A Main Street performance like no other

3 mins read

Singing the hymns along with the bells at Henderson Baptist Church will be Ariel Simpson-Johnson’s way of introducing herself to the community on Friday at noon.

FARMINGTON – Those bells that play from the Henderson Baptist Church steeple everyday at noon and 5 p.m. will be accompanied by a new voice in town this Friday at noon. Or, if it’s raining, Saturday at noon.

Singing the hymns along with the bells will be Ariel Simpson-Johnson’s creative way of introducing herself to the community. The artist’s performance, titled “Here’s One Way to Say…” will not only include singing but interacting with pedestrians who happen to be strolling by the corner of Academy and Main streets from noon to about 12:30 p.m.

Simpson-Johnson moved from Boulder, Colorado, to Farmington last winter with her partner Christopher Lavery, after he was hired as the University of Maine at Farmington’s new assistant professor of art. On arrival, she noticed things were a bit different in this New England hamlet than they are out west. Among the differences: the daily musical interlude on many Main Streets.

“We didn’t have church bells like they do here,” she said. “I was kind of enchanted by them.” Asking around about the bell hymns, residents told her either they didn’t notice the bells playing or they didn’t think it was unusual. Her bell enchantment led her to Dan Woodward, the man behind the programed playlist that features four different songs that play each day from the tall white church steeple. With Woodward’s collaborative help, Simpson-Johnson will know which hymns to sing when and how. The four songs are about about 20 minutes long.

“As a, ‘from awayer,’ I wondered how to talk about it and offer something,” she said. Her artwork is usually of the painting and sculptural variety, and hasn’t strayed into performance art until now. Viewers can expect a PA system set up along with a collection of things from her home to serve as a set on the church’s stage of lawn.

She plans to sing and not talk to those passing by, but is hoping to collect signatures as way of silent introduction and will be a part of her performance, along with a few surprises.

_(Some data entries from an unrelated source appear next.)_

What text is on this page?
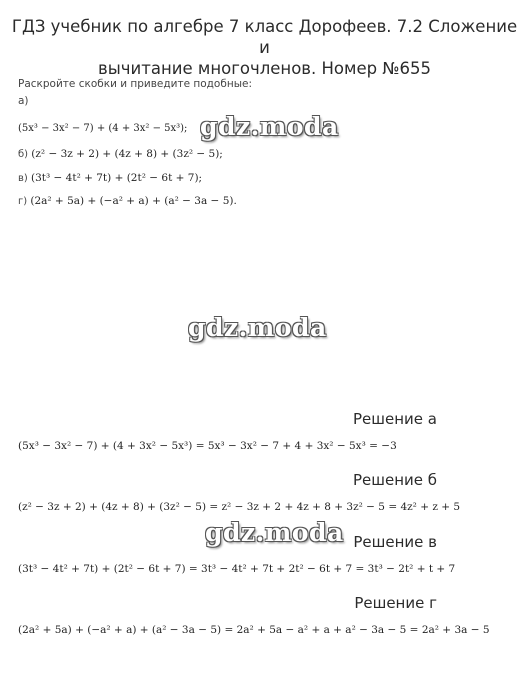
ГДЗ учебник по алгебре 7 класс Дорофеев. 7.2 Сложение и
вычитание многочленов. Номер №655
Раскройте скобки и приведите подобные:
а)
(5x³ − 3x² − 7) + (4 + 3x² − 5x³);
б) (z² − 3z + 2) + (4z + 8) + (3z² − 5);
в) (3t³ − 4t² + 7t) + (2t² − 6t + 7);
г) (2a² + 5a) + (−a² + a) + (a² − 3a − 5).
gdz.moda
gdz.moda
Решение а
(5x³ − 3x² − 7) + (4 + 3x² − 5x³) = 5x³ − 3x² − 7 + 4 + 3x² − 5x³ = −3
Решение б
(z² − 3z + 2) + (4z + 8) + (3z² − 5) = z² − 3z + 2 + 4z + 8 + 3z² − 5 = 4z² + z + 5
gdz.moda Решение в
(3t³ − 4t² + 7t) + (2t² − 6t + 7) = 3t³ − 4t² + 7t + 2t² − 6t + 7 = 3t³ − 2t² + t + 7
Решение г
(2a² + 5a) + (−a² + a) + (a² − 3a − 5) = 2a² + 5a − a² + a + a² − 3a − 5 = 2a² + 3a − 5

“We’ll just see what happens,” she said smiling. Since arriving to Farmington and finding employment at the Homestead Bakery on Broadway, Simpson-Johnson said she loves the history, aesthetics and people who live here.

“The people here are impressive, so hard working. The winters are harsh but people just deal with it,” she said. “I’ve met so many interesting people so far.”

And, if things go according to her plans, she’ll get to meet many more people during her Main Street performance.